During his time in Virginia, Downham was initiated into the Andrew Jackson Masonic Lodge of Alexandria, and he later served as the Grand Master of the Lodge from 1880 to 1881. He would also go onto to be initiated into the Knights Templar, a Christian oriented order of Freemasonry.

Later in his career, he entered into local politics. In 1874, he was elected to the Alexandria City Council, and upon the death of mayor, John B. Smoot, in 1887, he was elected by the council to fill out his term. His tenure proved very popular amongst the population due to his efforts to improve city infrastructure and civic life within the city. He was elected outright in 1888, serving with distinction until 1891, before retiring from public office.

=== Family ===
Downham married Sarah Miranda Price, the daughter of a prominent local merchant, on November 16, 1865. Together they had six children, five of which lived into adulthood. All of his surviving sons followed him into local politics and business.

- Henry A. "Harry" Downham (b. 1867 - d. 1918)
- Emanuel Francis "Frank" Downham (b. 1869 – d. 1950)
- Horace English Downham I (b. 1871 – d. 1872)
- Horace English Downham II (b. 1874 – d. 1902)
- Robert Forsythe "Bob" Downham (b. 1876 - d. 1956)
- Sarah Maude Downham (b. 1877 - d. 1964)

His son, Robert Forsythe Downham, bought the Lee–Fendall House in 1903. The museum contains several photos of the Downham family. In 1914, the Downham family hosted President Woodrow Wilson for a reception following that year's George Washington Birthday Parade. The house was kept in the Downham name until 1937.
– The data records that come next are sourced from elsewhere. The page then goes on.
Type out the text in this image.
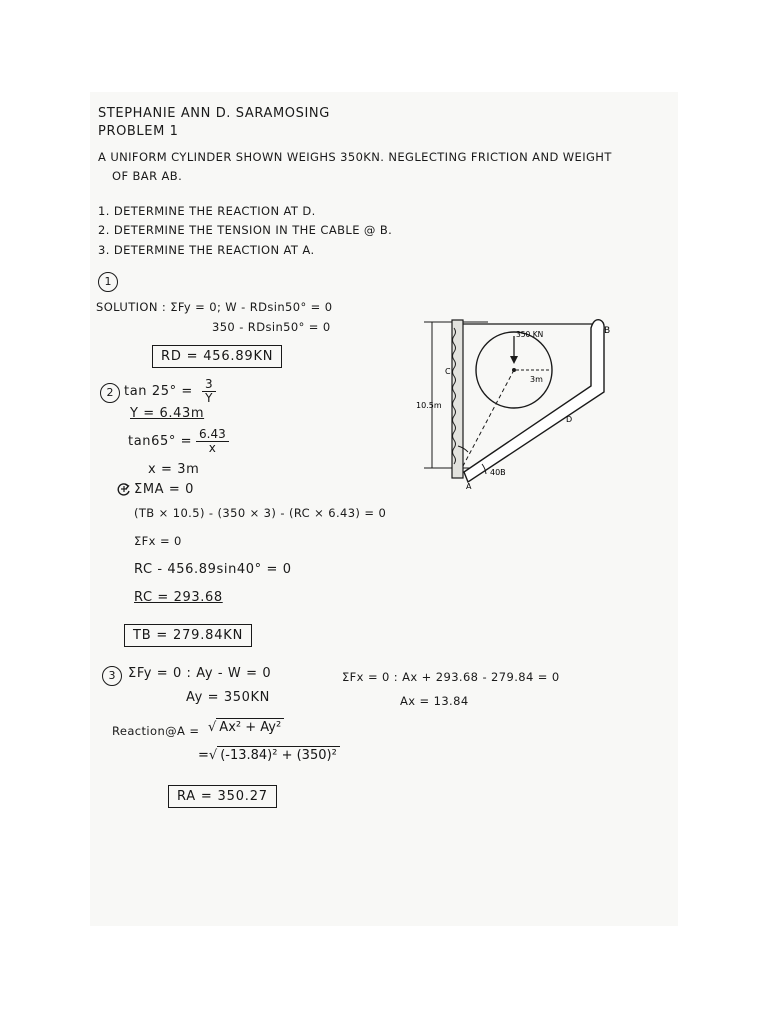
STEPHANIE ANN D. SARAMOSING
PROBLEM 1
A UNIFORM CYLINDER SHOWN WEIGHS 350KN. NEGLECTING FRICTION AND WEIGHT
OF BAR AB.
1. DETERMINE THE REACTION AT D.
2. DETERMINE THE TENSION IN THE CABLE @ B.
3. DETERMINE THE REACTION AT A.
1
SOLUTION : ΣFy = 0; W - RDsin50° = 0
350 - RDsin50° = 0
RD = 456.89KN
2 $\tan 25^\circ = \frac{3}{Y}$
Y = 6.43m
$\tan 65^\circ = \frac{6.43}{x}$
x = 3m
ΣMA = 0
(TB × 10.5) - (350 × 3) - (RC × 6.43) = 0
ΣFx = 0
RC - 456.89sin40° = 0
RC = 293.68
TB = 279.84KN
3 ΣFy = 0 : Ay - W = 0
Ay = 350KN
ΣFx = 0 : Ax + 293.68 - 279.84 = 0
Ax = 13.84
Reaction@A = √ Ax² + Ay²
=√ (-13.84)² + (350)²
RA = 350.27
10.5m
C
B
D
A
350 KN
3m
40B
Downham along with his sons Robert, and Harry, were prominent Freemasons, and patrons in Virginia. They were involved with the Friendship Fire Association, and played crucial role's in the raising of funds for the George Washington Masonic National Memorial.

Another son, Horace English Downham, along with his company, was involved with mining operations in Arizona, and Mexico in the 1890s, through the 1900s.

== Death ==
Downham died on September 17, 1921, at the age of 82, after a five-month illness. He was buried on September 20th, in The Presbyterian Cemetery in Alexandria.